In part a push back against what has been seen by some as an historical tendency to abandon older persons to their own means, to “warehouse” them in long-term care (LTC) institutions, or to treat aging as a medical condition to be “cured” in hospitals, “aging at home” strategies typically aim to maintain older persons and their informal caregivers as independently as possible, for as long as possible, in their own homes and communities through coordinated access to a range of community-based health and social supports. Such strategies respond to the increasingly vocal demands of older persons to age in familiar settings; they also respond to a growing perception among policy-makers that “lower-cost” community-based care can substitute for more costly and often inappropriate care in hospitals and institutions.

Nevertheless, “ageing at home” strategies have proved difficult to implement and sustain in Ontario.
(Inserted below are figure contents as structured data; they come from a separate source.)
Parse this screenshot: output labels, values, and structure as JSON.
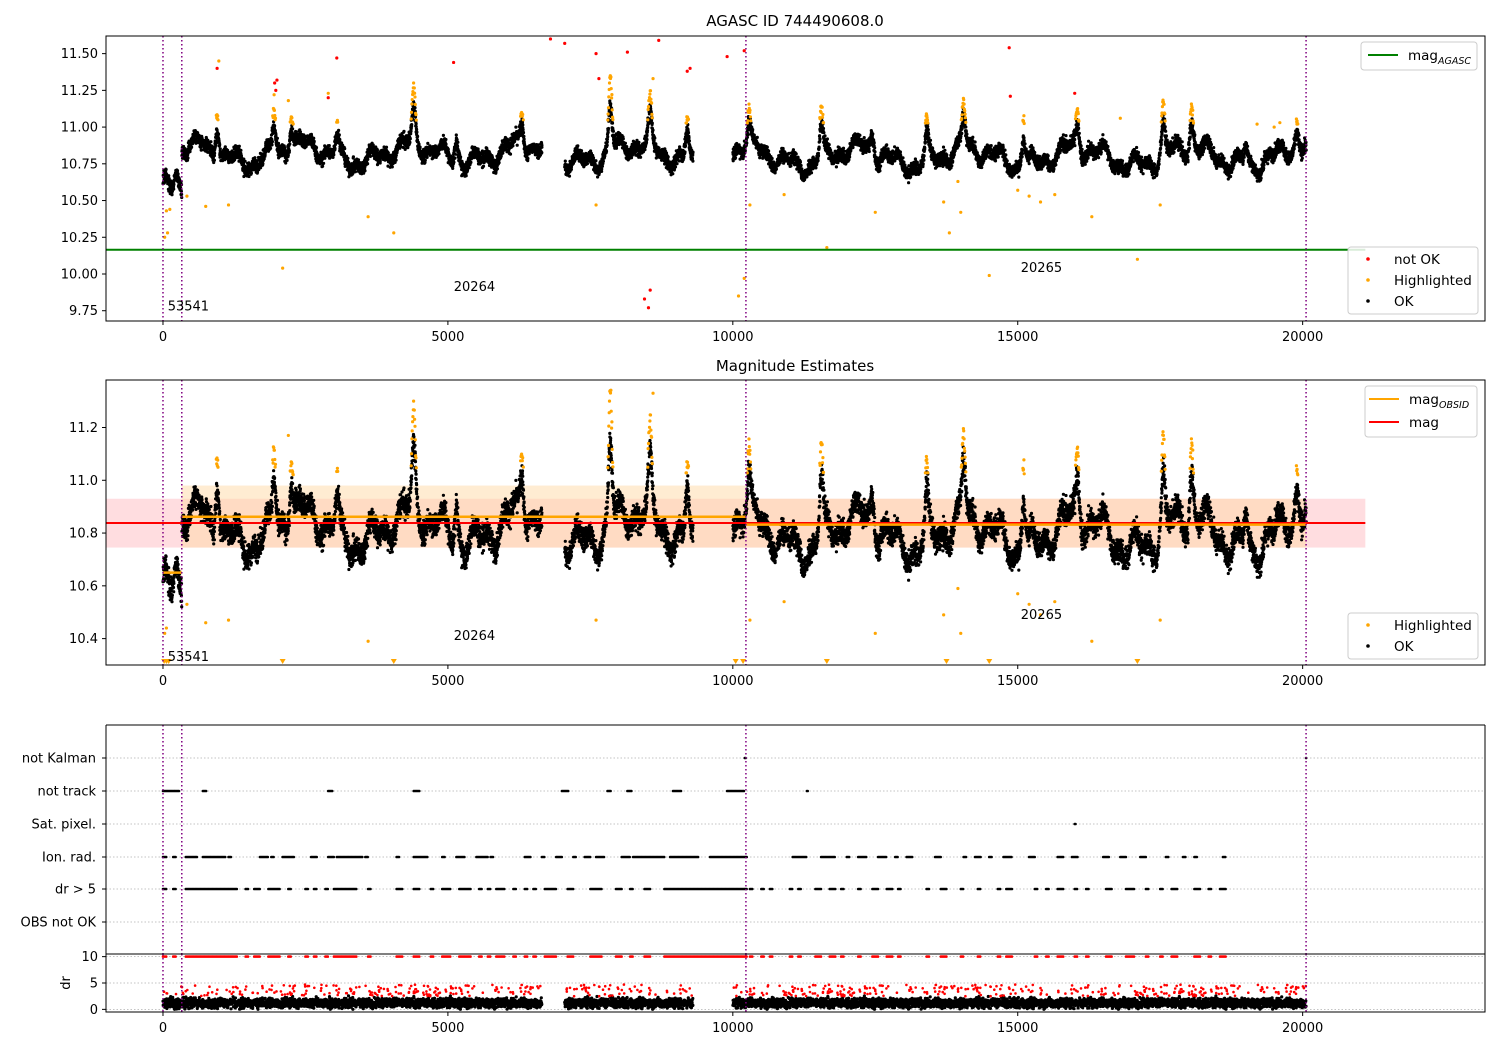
{
  "figure": {
    "x_axis": {
      "xlim": [
        -1000,
        23200
      ],
      "ticks": [
        0,
        5000,
        10000,
        15000,
        20000
      ],
      "tick_labels": [
        "0",
        "5000",
        "10000",
        "15000",
        "20000"
      ]
    },
    "obs_boundaries": [
      0,
      330,
      10230,
      20060
    ],
    "colors": {
      "ok": "#000000",
      "highlighted": "#ffa500",
      "not_ok": "#ff0000",
      "mag_agasc": "#008000",
      "mag_obsid": "#ffa500",
      "mag": "#ff0000",
      "vline": "#800080",
      "band_obs": "#ffd9a6",
      "band_mag": "#ffb3ba",
      "grid": "#b0b0b0"
    }
  },
  "chart_data": [
    {
      "id": "agasc",
      "type": "scatter",
      "title": "AGASC ID 744490608.0",
      "ylim": [
        9.68,
        11.62
      ],
      "yticks": [
        9.75,
        10.0,
        10.25,
        10.5,
        10.75,
        11.0,
        11.25,
        11.5
      ],
      "ytick_labels": [
        "9.75",
        "10.00",
        "10.25",
        "10.50",
        "10.75",
        "11.00",
        "11.25",
        "11.50"
      ],
      "mag_agasc": 10.165,
      "obs_labels": [
        {
          "text": "53541",
          "x": 130,
          "y": 9.78
        },
        {
          "text": "20264",
          "x": 5150,
          "y": 9.91
        },
        {
          "text": "20265",
          "x": 15100,
          "y": 10.04
        }
      ],
      "legend_top": [
        {
          "label": "mag",
          "sub": "AGASC",
          "color": "#008000"
        }
      ],
      "legend_bottom": [
        {
          "label": "not OK",
          "color": "#ff0000"
        },
        {
          "label": "Highlighted",
          "color": "#ffa500"
        },
        {
          "label": "OK",
          "color": "#000000"
        }
      ],
      "highlighted_points": [
        [
          30,
          10.25
        ],
        [
          60,
          10.43
        ],
        [
          80,
          10.28
        ],
        [
          120,
          10.44
        ],
        [
          420,
          10.53
        ],
        [
          750,
          10.46
        ],
        [
          980,
          11.45
        ],
        [
          1150,
          10.47
        ],
        [
          1950,
          11.22
        ],
        [
          2100,
          10.04
        ],
        [
          2200,
          11.18
        ],
        [
          2900,
          11.23
        ],
        [
          3600,
          10.39
        ],
        [
          4050,
          10.28
        ],
        [
          4400,
          11.23
        ],
        [
          7600,
          10.47
        ],
        [
          7850,
          11.35
        ],
        [
          8600,
          11.33
        ],
        [
          10100,
          9.85
        ],
        [
          10200,
          9.97
        ],
        [
          10300,
          10.47
        ],
        [
          10900,
          10.54
        ],
        [
          11550,
          11.1
        ],
        [
          11650,
          10.18
        ],
        [
          12500,
          10.42
        ],
        [
          13700,
          10.49
        ],
        [
          13800,
          10.28
        ],
        [
          13950,
          10.63
        ],
        [
          14000,
          10.42
        ],
        [
          14500,
          9.99
        ],
        [
          15000,
          10.57
        ],
        [
          15200,
          10.53
        ],
        [
          15400,
          10.49
        ],
        [
          15650,
          10.54
        ],
        [
          16300,
          10.39
        ],
        [
          16800,
          11.06
        ],
        [
          17100,
          10.1
        ],
        [
          17500,
          10.47
        ],
        [
          19200,
          11.02
        ],
        [
          19500,
          11.0
        ],
        [
          19600,
          11.03
        ],
        [
          19900,
          11.02
        ]
      ],
      "not_ok_points": [
        [
          950,
          11.4
        ],
        [
          1960,
          11.3
        ],
        [
          1980,
          11.25
        ],
        [
          2000,
          11.32
        ],
        [
          2900,
          11.2
        ],
        [
          3050,
          11.47
        ],
        [
          5100,
          11.44
        ],
        [
          6800,
          11.6
        ],
        [
          7050,
          11.57
        ],
        [
          7600,
          11.5
        ],
        [
          7650,
          11.33
        ],
        [
          8150,
          11.51
        ],
        [
          8450,
          9.83
        ],
        [
          8550,
          9.89
        ],
        [
          8520,
          9.77
        ],
        [
          8700,
          11.59
        ],
        [
          9200,
          11.38
        ],
        [
          9250,
          11.4
        ],
        [
          9900,
          11.48
        ],
        [
          10200,
          11.52
        ],
        [
          14850,
          11.54
        ],
        [
          14870,
          11.21
        ],
        [
          16000,
          11.23
        ]
      ]
    },
    {
      "id": "obsid",
      "type": "scatter",
      "title": "Magnitude Estimates",
      "ylim": [
        10.3,
        11.38
      ],
      "yticks": [
        10.4,
        10.6,
        10.8,
        11.0,
        11.2
      ],
      "ytick_labels": [
        "10.4",
        "10.6",
        "10.8",
        "11.0",
        "11.2"
      ],
      "mag": 10.838,
      "mag_band": [
        10.745,
        10.93
      ],
      "obs_mags": [
        {
          "x0": 0,
          "x1": 330,
          "mag": 10.65,
          "band": [
            10.635,
            10.665
          ]
        },
        {
          "x0": 330,
          "x1": 10230,
          "mag": 10.862,
          "band": [
            10.745,
            10.98
          ]
        },
        {
          "x0": 10230,
          "x1": 20060,
          "mag": 10.832,
          "band": [
            10.745,
            10.93
          ]
        }
      ],
      "obs_labels": [
        {
          "text": "53541",
          "x": 130,
          "y": 10.33
        },
        {
          "text": "20264",
          "x": 5150,
          "y": 10.41
        },
        {
          "text": "20265",
          "x": 15100,
          "y": 10.49
        }
      ],
      "legend_top": [
        {
          "label": "mag",
          "sub": "OBSID",
          "color": "#ffa500"
        },
        {
          "label": "mag",
          "sub": "",
          "color": "#ff0000"
        }
      ],
      "legend_bottom": [
        {
          "label": "Highlighted",
          "color": "#ffa500"
        },
        {
          "label": "OK",
          "color": "#000000"
        }
      ],
      "highlighted_points": [
        [
          30,
          10.42
        ],
        [
          60,
          10.44
        ],
        [
          420,
          10.53
        ],
        [
          750,
          10.46
        ],
        [
          1150,
          10.47
        ],
        [
          2200,
          11.17
        ],
        [
          3600,
          10.39
        ],
        [
          7600,
          10.47
        ],
        [
          8600,
          11.33
        ],
        [
          10300,
          10.47
        ],
        [
          10900,
          10.54
        ],
        [
          12500,
          10.42
        ],
        [
          13700,
          10.49
        ],
        [
          14000,
          10.42
        ],
        [
          13950,
          10.59
        ],
        [
          15000,
          10.57
        ],
        [
          15200,
          10.53
        ],
        [
          15400,
          10.49
        ],
        [
          15650,
          10.54
        ],
        [
          16300,
          10.39
        ],
        [
          17500,
          10.47
        ]
      ],
      "below_markers": [
        20,
        60,
        100,
        2100,
        4050,
        10050,
        10180,
        11650,
        13750,
        14500,
        17100
      ]
    },
    {
      "id": "flags",
      "type": "scatter",
      "rows": [
        "not Kalman",
        "not track",
        "Sat. pixel.",
        "Ion. rad.",
        "dr > 5",
        "OBS not OK"
      ],
      "not_kalman": [
        [
          10210,
          10230
        ],
        [
          20060,
          20070
        ]
      ],
      "not_track": [
        [
          0,
          280
        ],
        [
          700,
          760
        ],
        [
          2900,
          2980
        ],
        [
          4400,
          4500
        ],
        [
          7000,
          7120
        ],
        [
          7800,
          7860
        ],
        [
          8150,
          8220
        ],
        [
          8950,
          9100
        ],
        [
          9900,
          10200
        ],
        [
          11300,
          11320
        ]
      ],
      "sat_pixel": [
        [
          16000,
          16020
        ]
      ],
      "ion_rad": [
        [
          0,
          60
        ],
        [
          180,
          230
        ],
        [
          400,
          600
        ],
        [
          700,
          1100
        ],
        [
          1150,
          1200
        ],
        [
          1700,
          1850
        ],
        [
          1900,
          1950
        ],
        [
          2100,
          2300
        ],
        [
          2600,
          2700
        ],
        [
          2900,
          3000
        ],
        [
          3050,
          3500
        ],
        [
          3550,
          3600
        ],
        [
          4100,
          4150
        ],
        [
          4400,
          4650
        ],
        [
          4900,
          4950
        ],
        [
          5150,
          5300
        ],
        [
          5500,
          5700
        ],
        [
          5750,
          5800
        ],
        [
          6350,
          6450
        ],
        [
          6650,
          6700
        ],
        [
          6900,
          7000
        ],
        [
          7200,
          7250
        ],
        [
          7400,
          7500
        ],
        [
          7600,
          7750
        ],
        [
          8050,
          8200
        ],
        [
          8250,
          8800
        ],
        [
          8900,
          9400
        ],
        [
          9600,
          10250
        ],
        [
          11050,
          11300
        ],
        [
          11550,
          11800
        ],
        [
          12000,
          12050
        ],
        [
          12200,
          12350
        ],
        [
          12550,
          12700
        ],
        [
          12850,
          12900
        ],
        [
          13050,
          13150
        ],
        [
          13550,
          13650
        ],
        [
          14050,
          14100
        ],
        [
          14250,
          14350
        ],
        [
          14500,
          14550
        ],
        [
          14750,
          14900
        ],
        [
          15200,
          15300
        ],
        [
          15700,
          15800
        ],
        [
          15950,
          16050
        ],
        [
          16500,
          16600
        ],
        [
          16800,
          16900
        ],
        [
          17150,
          17250
        ],
        [
          17600,
          17650
        ],
        [
          17900,
          17950
        ],
        [
          18100,
          18150
        ],
        [
          18600,
          18650
        ]
      ],
      "dr_gt_5": [
        [
          0,
          60
        ],
        [
          180,
          230
        ],
        [
          400,
          1300
        ],
        [
          1450,
          1500
        ],
        [
          1600,
          1700
        ],
        [
          1850,
          2050
        ],
        [
          2200,
          2250
        ],
        [
          2500,
          2550
        ],
        [
          2650,
          2700
        ],
        [
          2850,
          2900
        ],
        [
          3000,
          3400
        ],
        [
          3600,
          3650
        ],
        [
          4100,
          4200
        ],
        [
          4400,
          4500
        ],
        [
          4700,
          4750
        ],
        [
          4900,
          5050
        ],
        [
          5200,
          5400
        ],
        [
          5550,
          5600
        ],
        [
          5700,
          5750
        ],
        [
          5850,
          6000
        ],
        [
          6150,
          6200
        ],
        [
          6350,
          6400
        ],
        [
          6500,
          6550
        ],
        [
          6700,
          6900
        ],
        [
          7100,
          7200
        ],
        [
          7500,
          7700
        ],
        [
          7950,
          8050
        ],
        [
          8200,
          8250
        ],
        [
          8450,
          8550
        ],
        [
          8800,
          10250
        ],
        [
          10300,
          10350
        ],
        [
          10500,
          10550
        ],
        [
          10650,
          10700
        ],
        [
          11000,
          11050
        ],
        [
          11150,
          11200
        ],
        [
          11450,
          11550
        ],
        [
          11700,
          11800
        ],
        [
          11900,
          11950
        ],
        [
          12200,
          12250
        ],
        [
          12450,
          12550
        ],
        [
          12700,
          12800
        ],
        [
          12900,
          12950
        ],
        [
          13400,
          13450
        ],
        [
          13650,
          13750
        ],
        [
          14000,
          14050
        ],
        [
          14300,
          14350
        ],
        [
          14650,
          14700
        ],
        [
          14800,
          14900
        ],
        [
          15300,
          15350
        ],
        [
          15500,
          15550
        ],
        [
          15700,
          15800
        ],
        [
          16000,
          16050
        ],
        [
          16200,
          16250
        ],
        [
          16550,
          16650
        ],
        [
          16900,
          17050
        ],
        [
          17250,
          17300
        ],
        [
          17500,
          17550
        ],
        [
          17700,
          17800
        ],
        [
          18100,
          18200
        ],
        [
          18350,
          18400
        ],
        [
          18550,
          18650
        ]
      ],
      "obs_not_ok": []
    },
    {
      "id": "dr",
      "type": "scatter",
      "ylabel": "dr",
      "ylim": [
        -0.5,
        10.5
      ],
      "yticks": [
        0,
        5,
        10
      ],
      "ytick_labels": [
        "0",
        "5",
        "10"
      ]
    }
  ]
}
Much of this difficulty is due to an embedded logic of shifting older individuals at the back end of the care continuum, out of hospitals and typically into institutional settings. This logic conflicts with attempts to shift the balance of care to the prevention and maintenance of individuals at the front end of the continuum living in community settings.

In this presentation we discuss how a legacy of ED/ALC logic has dominated "aging at home" in Ontario. We provide a summary of our analyses of the costs and consequences of policies which have failed to build sufficient community-based care capacity to avoid unnecessary hospitalization and institutionalization by maintaining individuals in the community. The presentation will conclude with a discussion of the way forward, drawing on lessons learned from Ontario for other jurisdictions facing similar challenges.